Higher PAE values for such residue pairs suggest that the relative positions and/or orientations of these domains in the 3D structure are uncertain and should not be interpreted.

==Caveats==
Although PAE provides valuable information, users should note that it is asymmetric; the PAE value for (x, y) may differ from the value for (y, x), particularly between loop regions with highly uncertain orientations. Moreover, while AlphaFold can make useful inter-domain predictions, intra-domain prediction accuracy is expected to be more reliable based on CASP14 validation.

==Derived metrics for protein chains and protein complexes==
For single protein chains or entire complexes, AlphaFold2 and AlphaFold3 calculate a predicted Template modeling score or $\operatorname{pTM}$ from the probability distribution over aligned errors. It is calculated by aligning on each residues (i=1,L), one at a time, calculating the average value of the TM score equation over all residues in the structure, and taking the maximum of the TM averages:

$$\operatorname{pTM} = \max_i \left[
\frac{1}{L}
\sum_{j=1}^{L}
\sum_{b=1}^{64}
p_{ij}^{b}
\frac{1}{1 + \left( \frac{\Delta_b}{d_0} \right)^2}
\right]$$

where both $i$ and $j$ range over all residues in the structure, $L$. $d_0$ is a scaling parameter fitted to ensure that the TM score is roughly flat as a function of structure size for unrelated proteins (~0.15) :

$d_0(L) = 1.24 \sqrt[3]{L - 15} - 1.8$

AlphaFold-Multimer introduced a score called $\operatorname{ipTM}$ (interface predicted Template Modeling score) to assess the predicted accuracy of protein complexes. Despite the name, $\operatorname{ipTM}$ is calculated over whole chains, not just interface residues.
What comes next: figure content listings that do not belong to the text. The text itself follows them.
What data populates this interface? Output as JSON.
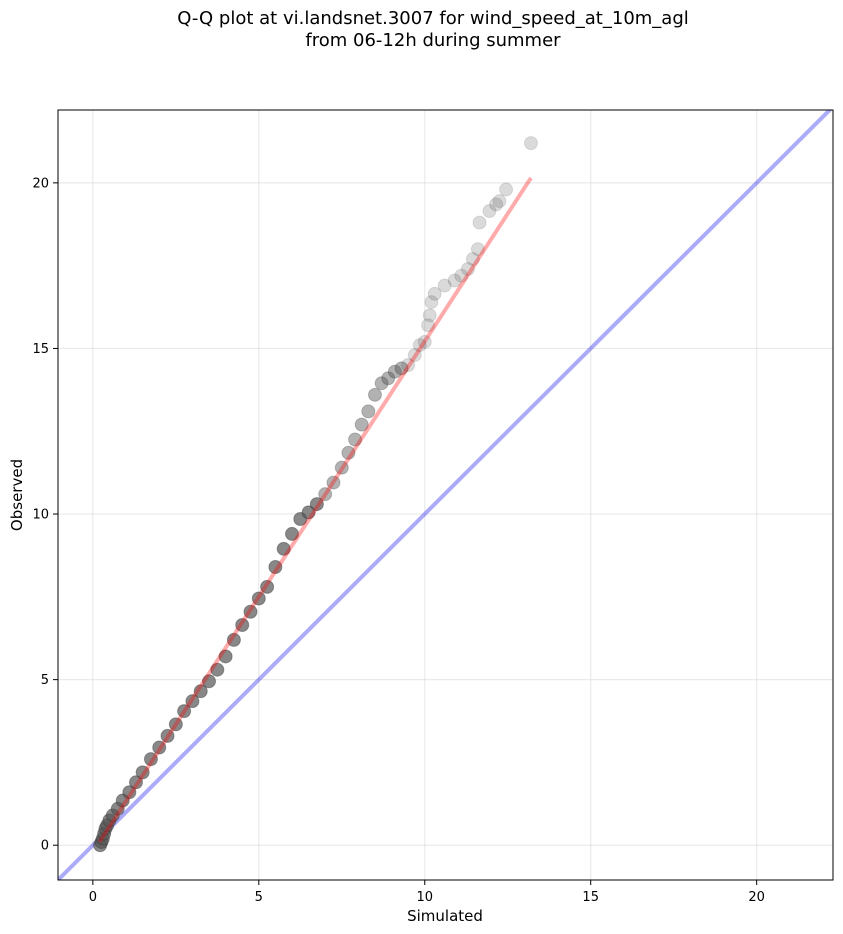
{
  "chart_data": {
    "type": "scatter",
    "title_line1": "Q-Q plot at vi.landsnet.3007 for wind_speed_at_10m_agl",
    "title_line2": "from 06-12h during summer",
    "xlabel": "Simulated",
    "ylabel": "Observed",
    "xlim": [
      -1.05,
      22.3
    ],
    "ylim": [
      -1.05,
      22.2
    ],
    "xticks": [
      0,
      5,
      10,
      15,
      20
    ],
    "yticks": [
      0,
      5,
      10,
      15,
      20
    ],
    "grid": true,
    "colors": {
      "points": "#555555",
      "fit_line": "#ff0000",
      "identity_line": "#0000ee",
      "grid": "#d8d8d8"
    },
    "fit_line": {
      "x": [
        0.2,
        13.2
      ],
      "y": [
        0.1,
        20.15
      ]
    },
    "identity_line": {
      "x": [
        -1.05,
        22.3
      ],
      "y": [
        -1.05,
        22.3
      ]
    },
    "points": {
      "x": [
        0.22,
        0.26,
        0.3,
        0.34,
        0.38,
        0.43,
        0.5,
        0.6,
        0.75,
        0.9,
        1.1,
        1.3,
        1.5,
        1.75,
        2.0,
        2.25,
        2.5,
        2.75,
        3.0,
        3.25,
        3.5,
        3.75,
        4.0,
        4.25,
        4.5,
        4.75,
        5.0,
        5.25,
        5.5,
        5.75,
        6.0,
        6.25,
        6.5,
        6.75,
        7.0,
        7.25,
        7.5,
        7.7,
        7.9,
        8.1,
        8.3,
        8.5,
        8.7,
        8.9,
        9.1,
        9.3,
        9.5,
        9.7,
        9.85,
        10.0,
        10.1,
        10.15,
        10.2,
        10.3,
        10.6,
        10.9,
        11.1,
        11.3,
        11.45,
        11.6,
        11.65,
        11.95,
        12.15,
        12.25,
        12.45,
        13.2
      ],
      "y": [
        0.0,
        0.1,
        0.2,
        0.35,
        0.5,
        0.6,
        0.75,
        0.9,
        1.1,
        1.35,
        1.6,
        1.9,
        2.2,
        2.6,
        2.95,
        3.3,
        3.65,
        4.05,
        4.35,
        4.65,
        4.95,
        5.3,
        5.7,
        6.2,
        6.65,
        7.05,
        7.45,
        7.8,
        8.4,
        8.95,
        9.4,
        9.85,
        10.05,
        10.3,
        10.6,
        10.95,
        11.4,
        11.85,
        12.25,
        12.7,
        13.1,
        13.6,
        13.95,
        14.1,
        14.3,
        14.4,
        14.5,
        14.8,
        15.1,
        15.2,
        15.7,
        16.0,
        16.4,
        16.65,
        16.9,
        17.05,
        17.2,
        17.4,
        17.7,
        18.0,
        18.8,
        19.15,
        19.35,
        19.45,
        19.8,
        21.2
      ]
    }
  }
}
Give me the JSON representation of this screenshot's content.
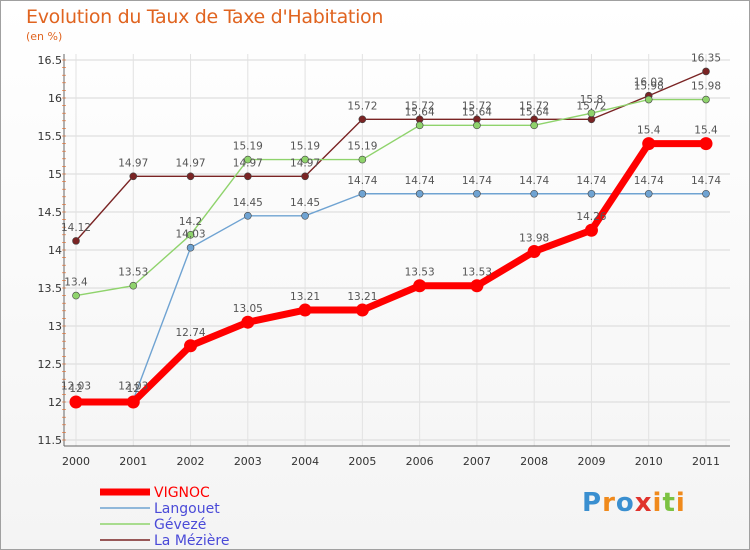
{
  "chart_data": {
    "type": "line",
    "title": "Evolution du Taux de Taxe d'Habitation",
    "subtitle": "(en %)",
    "x": [
      2000,
      2001,
      2002,
      2003,
      2004,
      2005,
      2006,
      2007,
      2008,
      2009,
      2010,
      2011
    ],
    "ylim": [
      11.5,
      16.5
    ],
    "yticks": [
      11.5,
      12,
      12.5,
      13,
      13.5,
      14,
      14.5,
      15,
      15.5,
      16,
      16.5
    ],
    "grid": true,
    "legend_position": "bottom-left",
    "series": [
      {
        "name": "VIGNOC",
        "color": "#ff0000",
        "values": [
          12,
          12,
          12.74,
          13.05,
          13.21,
          13.21,
          13.53,
          13.53,
          13.98,
          14.26,
          15.4,
          15.4
        ],
        "labels": [
          "12",
          "12",
          "12.74",
          "13.05",
          "13.21",
          "13.21",
          "13.53",
          "13.53",
          "13.98",
          "14.26",
          "15.4",
          "15.4"
        ]
      },
      {
        "name": "Langouet",
        "color": "#6fa3d2",
        "values": [
          12.03,
          12.03,
          14.03,
          14.45,
          14.45,
          14.74,
          14.74,
          14.74,
          14.74,
          14.74,
          14.74,
          14.74
        ],
        "labels": [
          "12.03",
          "12.03",
          "14.03",
          "14.45",
          "14.45",
          "14.74",
          "14.74",
          "14.74",
          "14.74",
          "14.74",
          "14.74",
          "14.74"
        ]
      },
      {
        "name": "Gévezé",
        "color": "#8fd36c",
        "values": [
          13.4,
          13.53,
          14.2,
          15.19,
          15.19,
          15.19,
          15.64,
          15.64,
          15.64,
          15.8,
          15.98,
          15.98
        ],
        "labels": [
          "13.4",
          "13.53",
          "14.2",
          "15.19",
          "15.19",
          "15.19",
          "15.64",
          "15.64",
          "15.64",
          "15.8",
          "15.98",
          "15.98"
        ]
      },
      {
        "name": "La Mézière",
        "color": "#7a2424",
        "values": [
          14.12,
          14.97,
          14.97,
          14.97,
          14.97,
          15.72,
          15.72,
          15.72,
          15.72,
          15.72,
          16.03,
          16.35
        ],
        "labels": [
          "14.12",
          "14.97",
          "14.97",
          "14.97",
          "14.97",
          "15.72",
          "15.72",
          "15.72",
          "15.72",
          "15.72",
          "16.03",
          "16.35"
        ]
      }
    ]
  },
  "logo": {
    "text": "Proxiti"
  }
}
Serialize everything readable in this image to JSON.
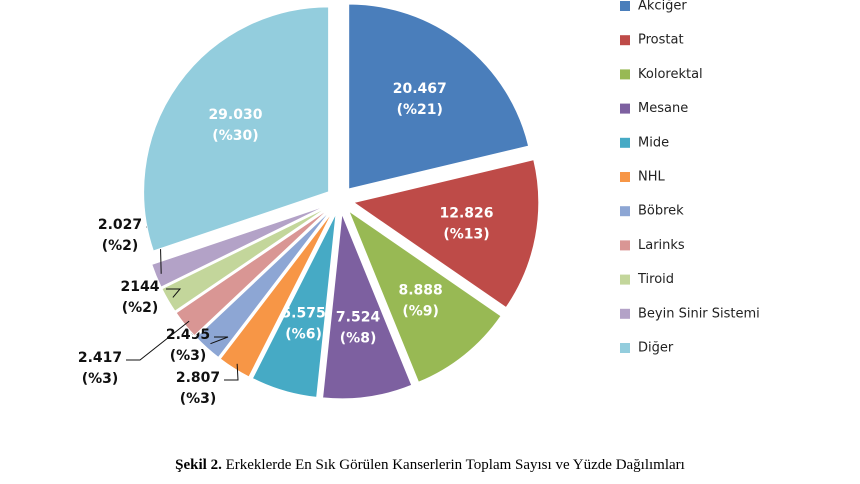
{
  "chart_data": {
    "type": "pie",
    "categories": [
      "Akciğer",
      "Prostat",
      "Kolorektal",
      "Mesane",
      "Mide",
      "NHL",
      "Böbrek",
      "Larinks",
      "Tiroid",
      "Beyin Sinir Sistemi",
      "Diğer"
    ],
    "values": [
      20467,
      12826,
      8888,
      7524,
      5575,
      2807,
      2495,
      2417,
      2144,
      2027,
      29030
    ],
    "value_labels": [
      "20.467",
      "12.826",
      "8.888",
      "7.524",
      "5.575",
      "2.807",
      "2.495",
      "2.417",
      "2144",
      "2.027",
      "29.030"
    ],
    "percent_labels": [
      "(%21)",
      "(%13)",
      "(%9)",
      "(%8)",
      "(%6)",
      "(%3)",
      "(%3)",
      "(%3)",
      "(%2)",
      "(%2)",
      "(%30)"
    ],
    "colors": [
      "#4a7ebb",
      "#be4b48",
      "#98b954",
      "#7d60a0",
      "#46aac5",
      "#f79646",
      "#8da6d4",
      "#d99694",
      "#c3d69b",
      "#b3a2c7",
      "#93cddd"
    ],
    "legend": "right",
    "caption_label": "Şekil 2.",
    "caption_text": "Erkeklerde En Sık Görülen Kanserlerin Toplam Sayısı ve Yüzde Dağılımları"
  }
}
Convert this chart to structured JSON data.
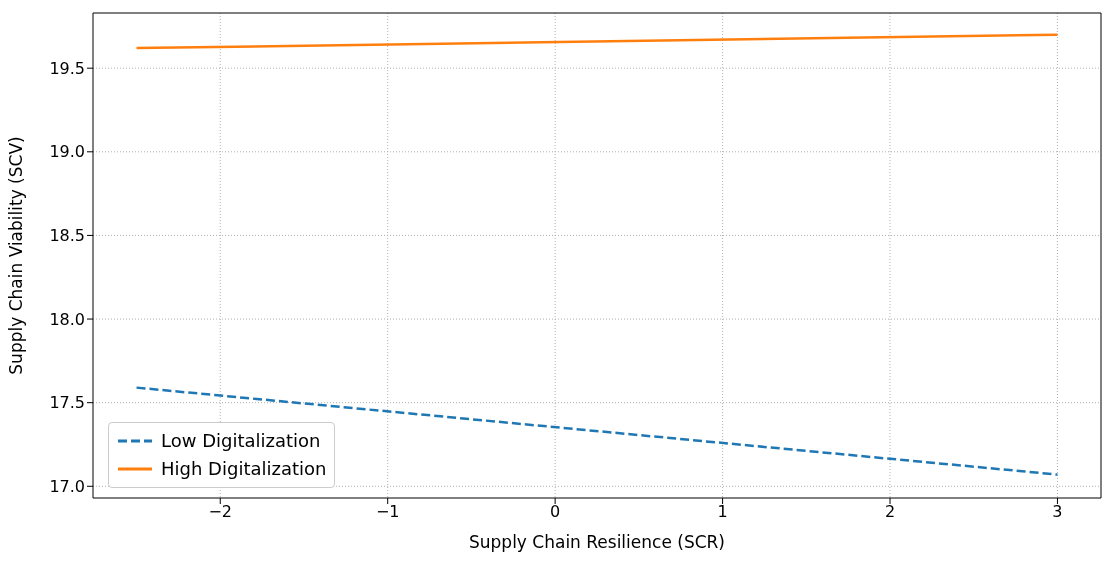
{
  "chart_data": {
    "type": "line",
    "xlabel": "Supply Chain Resilience (SCR)",
    "ylabel": "Supply Chain Viability (SCV)",
    "x": [
      -2.5,
      3
    ],
    "series": [
      {
        "name": "Low Digitalization",
        "color": "#1f77b4",
        "values": [
          17.59,
          17.07
        ],
        "line_style": "dashed"
      },
      {
        "name": "High Digitalization",
        "color": "#ff7f0e",
        "values": [
          19.62,
          19.7
        ],
        "line_style": "solid"
      }
    ],
    "xlim": [
      -2.76,
      3.26
    ],
    "xticks": [
      {
        "value": -2,
        "label": "−2"
      },
      {
        "value": -1,
        "label": "−1"
      },
      0,
      1,
      2,
      3
    ],
    "ylim": [
      16.93,
      19.83
    ],
    "yticks": [
      {
        "value": 17,
        "label": "17.0"
      },
      17.5,
      {
        "value": 18,
        "label": "18.0"
      },
      18.5,
      {
        "value": 19,
        "label": "19.0"
      },
      19.5
    ],
    "grid": true,
    "legend": "bottom left",
    "marker": "none"
  }
}
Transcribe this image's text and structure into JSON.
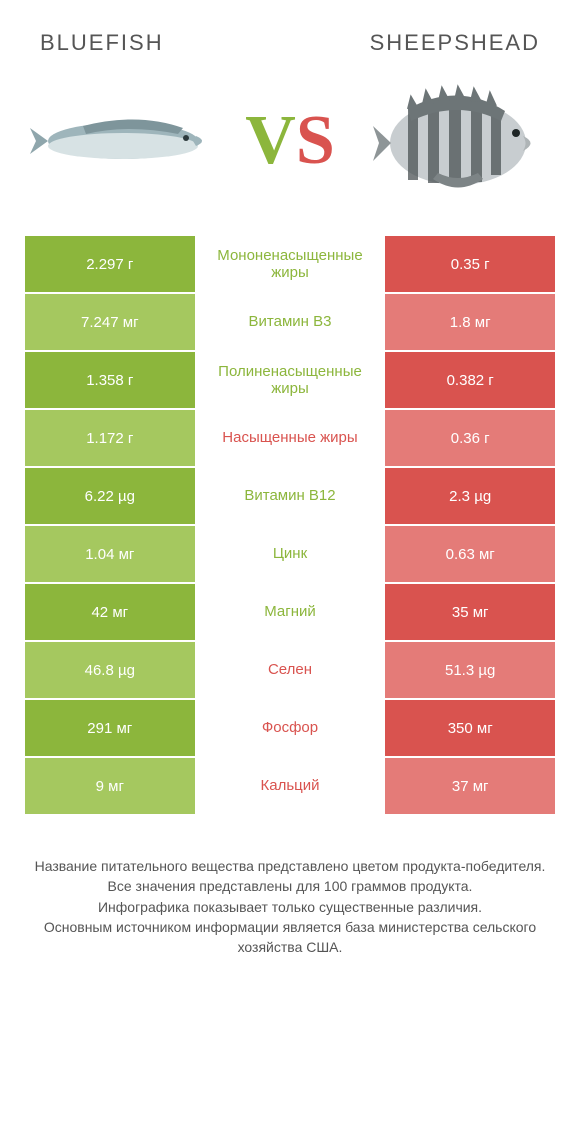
{
  "colors": {
    "left_dark": "#8cb63c",
    "left_light": "#a5c85f",
    "right_dark": "#d9534f",
    "right_light": "#e47b78",
    "mid_green": "#8cb63c",
    "mid_red": "#d9534f"
  },
  "header": {
    "left_title": "Bluefish",
    "right_title": "Sheepshead"
  },
  "vs": {
    "v": "V",
    "s": "S"
  },
  "rows": [
    {
      "left": "2.297 г",
      "mid": "Мононенасыщенные жиры",
      "right": "0.35 г",
      "winner": "left"
    },
    {
      "left": "7.247 мг",
      "mid": "Витамин B3",
      "right": "1.8 мг",
      "winner": "left"
    },
    {
      "left": "1.358 г",
      "mid": "Полиненасыщенные жиры",
      "right": "0.382 г",
      "winner": "left"
    },
    {
      "left": "1.172 г",
      "mid": "Насыщенные жиры",
      "right": "0.36 г",
      "winner": "right"
    },
    {
      "left": "6.22 µg",
      "mid": "Витамин B12",
      "right": "2.3 µg",
      "winner": "left"
    },
    {
      "left": "1.04 мг",
      "mid": "Цинк",
      "right": "0.63 мг",
      "winner": "left"
    },
    {
      "left": "42 мг",
      "mid": "Магний",
      "right": "35 мг",
      "winner": "left"
    },
    {
      "left": "46.8 µg",
      "mid": "Селен",
      "right": "51.3 µg",
      "winner": "right"
    },
    {
      "left": "291 мг",
      "mid": "Фосфор",
      "right": "350 мг",
      "winner": "right"
    },
    {
      "left": "9 мг",
      "mid": "Кальций",
      "right": "37 мг",
      "winner": "right"
    }
  ],
  "footer": {
    "line1": "Название питательного вещества представлено цветом продукта-победителя.",
    "line2": "Все значения представлены для 100 граммов продукта.",
    "line3": "Инфографика показывает только существенные различия.",
    "line4": "Основным источником информации является база министерства сельского хозяйства США."
  }
}
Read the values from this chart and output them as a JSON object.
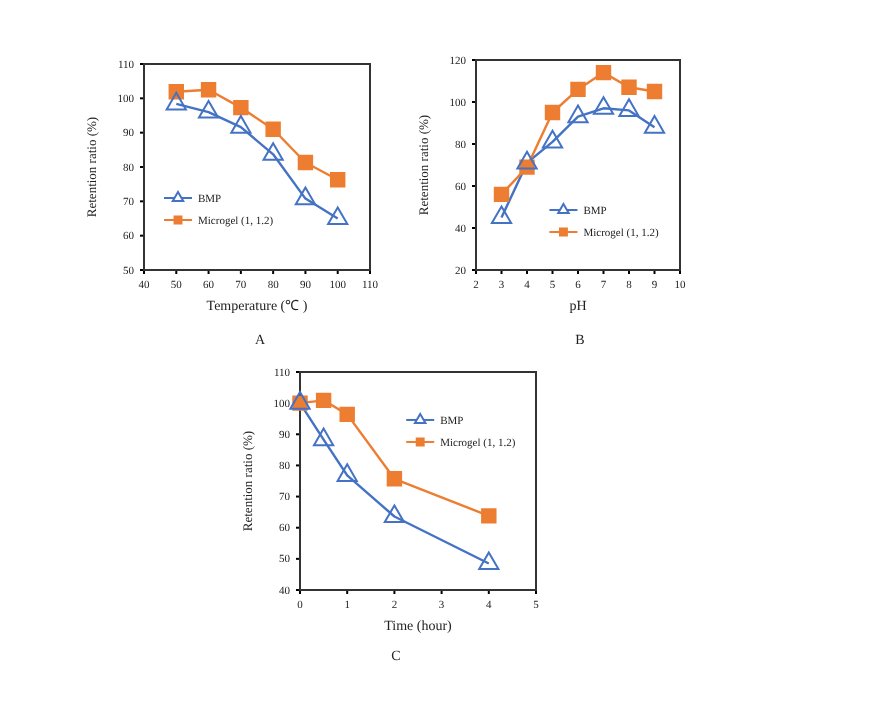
{
  "chart_data": [
    {
      "type": "line",
      "xlabel": "Temperature (℃ )",
      "ylabel": "Retention ratio (%)",
      "annotations": [
        "A"
      ],
      "xlim": [
        40,
        110
      ],
      "xticks": [
        40,
        50,
        60,
        70,
        80,
        90,
        100,
        110
      ],
      "ylim": [
        50,
        110
      ],
      "yticks": [
        50,
        60,
        70,
        80,
        90,
        100,
        110
      ],
      "legend": "bottom left",
      "grid": false,
      "series": [
        {
          "name": "BMP",
          "color": "#4472c4",
          "marker": "triangle",
          "x": [
            50,
            60,
            70,
            80,
            90,
            100
          ],
          "values": [
            98.4,
            96,
            91.6,
            83.7,
            70.8,
            65
          ]
        },
        {
          "name": "Microgel (1, 1.2)",
          "color": "#ed7d31",
          "marker": "square",
          "x": [
            50,
            60,
            70,
            80,
            90,
            100
          ],
          "values": [
            101.9,
            102.5,
            97.3,
            91,
            81.3,
            76.3
          ]
        }
      ]
    },
    {
      "type": "line",
      "xlabel": "pH",
      "ylabel": "Retention ratio (%)",
      "annotations": [
        "B"
      ],
      "xlim": [
        2,
        10
      ],
      "xticks": [
        2,
        3,
        4,
        5,
        6,
        7,
        8,
        9,
        10
      ],
      "ylim": [
        20,
        120
      ],
      "yticks": [
        20,
        40,
        60,
        80,
        100,
        120
      ],
      "legend": "bottom right",
      "grid": false,
      "series": [
        {
          "name": "BMP",
          "color": "#4472c4",
          "marker": "triangle",
          "x": [
            3,
            4,
            5,
            6,
            7,
            8,
            9
          ],
          "values": [
            45,
            71,
            81,
            93,
            97,
            96,
            88
          ]
        },
        {
          "name": "Microgel (1, 1.2)",
          "color": "#ed7d31",
          "marker": "square",
          "x": [
            3,
            4,
            5,
            6,
            7,
            8,
            9
          ],
          "values": [
            56,
            69,
            95,
            106,
            114,
            107,
            105
          ]
        }
      ]
    },
    {
      "type": "line",
      "xlabel": "Time (hour)",
      "ylabel": "Retention ratio (%)",
      "annotations": [
        "C"
      ],
      "xlim": [
        0,
        5
      ],
      "xticks": [
        0,
        1,
        2,
        3,
        4,
        5
      ],
      "ylim": [
        40,
        110
      ],
      "yticks": [
        40,
        50,
        60,
        70,
        80,
        90,
        100,
        110
      ],
      "legend": "top right",
      "grid": false,
      "series": [
        {
          "name": "BMP",
          "color": "#4472c4",
          "marker": "triangle",
          "x": [
            0,
            0.5,
            1,
            2,
            4
          ],
          "values": [
            100,
            88.3,
            76.8,
            63.6,
            48.5
          ]
        },
        {
          "name": "Microgel (1, 1.2)",
          "color": "#ed7d31",
          "marker": "square",
          "x": [
            0,
            0.5,
            1,
            2,
            4
          ],
          "values": [
            100,
            100.9,
            96.4,
            75.7,
            63.8
          ]
        }
      ]
    }
  ]
}
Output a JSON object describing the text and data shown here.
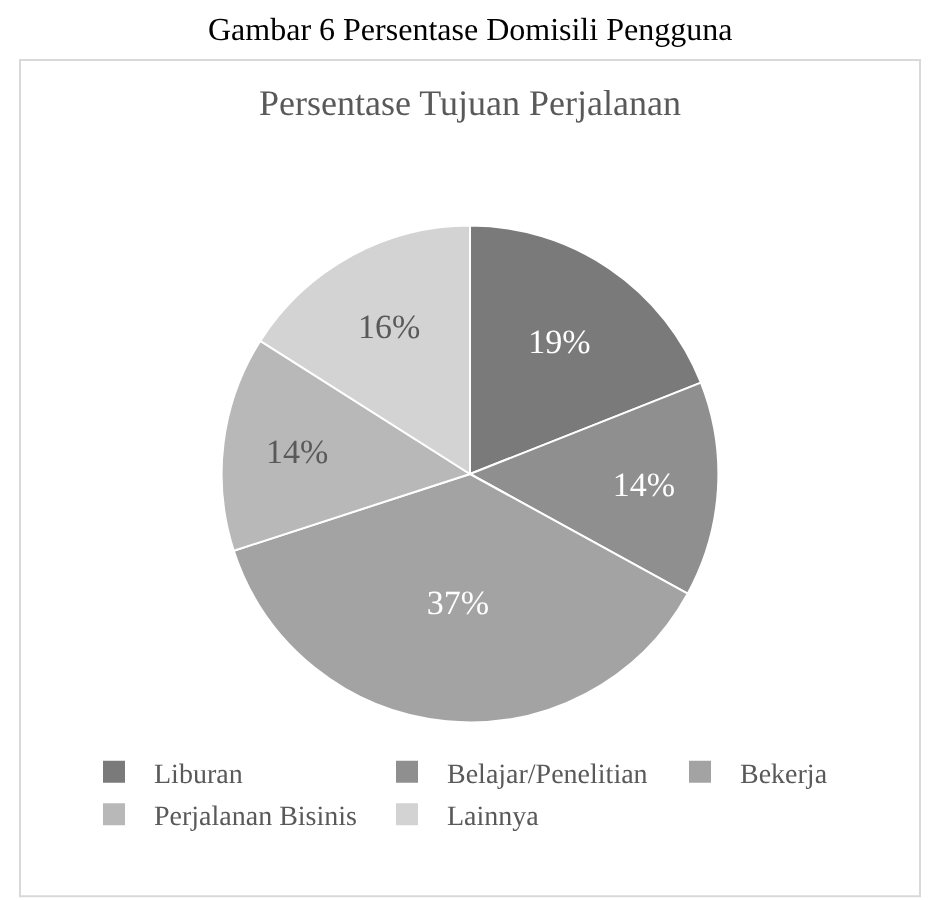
{
  "chart_data": {
    "type": "pie",
    "title": "Persentase Tujuan Perjalanan",
    "annotations": [
      "Gambar 6 Persentase Domisili Pengguna"
    ],
    "categories": [
      "Liburan",
      "Belajar/Penelitian",
      "Bekerja",
      "Perjalanan Bisinis",
      "Lainnya"
    ],
    "values": [
      19,
      14,
      37,
      14,
      16
    ],
    "colors": [
      "#7a7a7a",
      "#8f8f8f",
      "#a3a3a3",
      "#b8b8b8",
      "#d3d3d3"
    ],
    "value_labels": [
      "19%",
      "14%",
      "37%",
      "14%",
      "16%"
    ],
    "legend": "bottom"
  }
}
Since PAE is asymmetric, $\operatorname{ipTM}$ can also be asymmetric. The asymmetric score is calculated by aligning on one residue at a time in one chain, calculating the average TM score for all the residues in the other chain, and taking the maximum over the TM averages:

$$\operatorname{ipTM}(A \to B) =
\max_{i \in A}
\left[
\frac{1}{L}
\sum_{j \in B}
\sum_{b=1}^{64}
p_{ij}^{b}
\frac{1}{1 + \left( \frac{\Delta_b}{d_0} \right)^2}
\right]$$

The AlphaFold code calculates L as the sum of the length of the two protein chains and $d_0$ as $d_0(L)$. The output $\operatorname{ipTM}$ is simply the maximum over all possible alignments in both chains, or:

$\operatorname{ipTM} = \max \left\{ \operatorname{ipTM}(A \to B), \operatorname{ipTM}(B \to A) \right\}$

For a multi-protein complex, the maximum is taken over all residues in all chains (the set C) and the means are taken over all residues, j, not in the same chain as residue i, which is denoted $j \notin c(i)$. The value of L used to calculate $d_0$ is the sum of the lengths of all proteins in the complex:

$$\operatorname{ipTM} =
\max_{i \in C}
\left[
\frac{1}{|j \notin c(i)|}
\sum_{j \notin c(i)}
\sum_{b=1}^{64}
p_{ij}^{b}
\frac{1}{1 + \left( \frac{\Delta_b}{d_0} \right)^2}
\right]$$

Several other metrics for protein complexes have been derived from the PAE matrix (or the underlying probability distribution), including actifpTM, pDockQ2, LIS, and ipSAE. The latter scores account for certain deficiencies in the original ipTM score, including equal weighting to ordered and disordered regions and scaling of PAEs by the size of the entire protein system.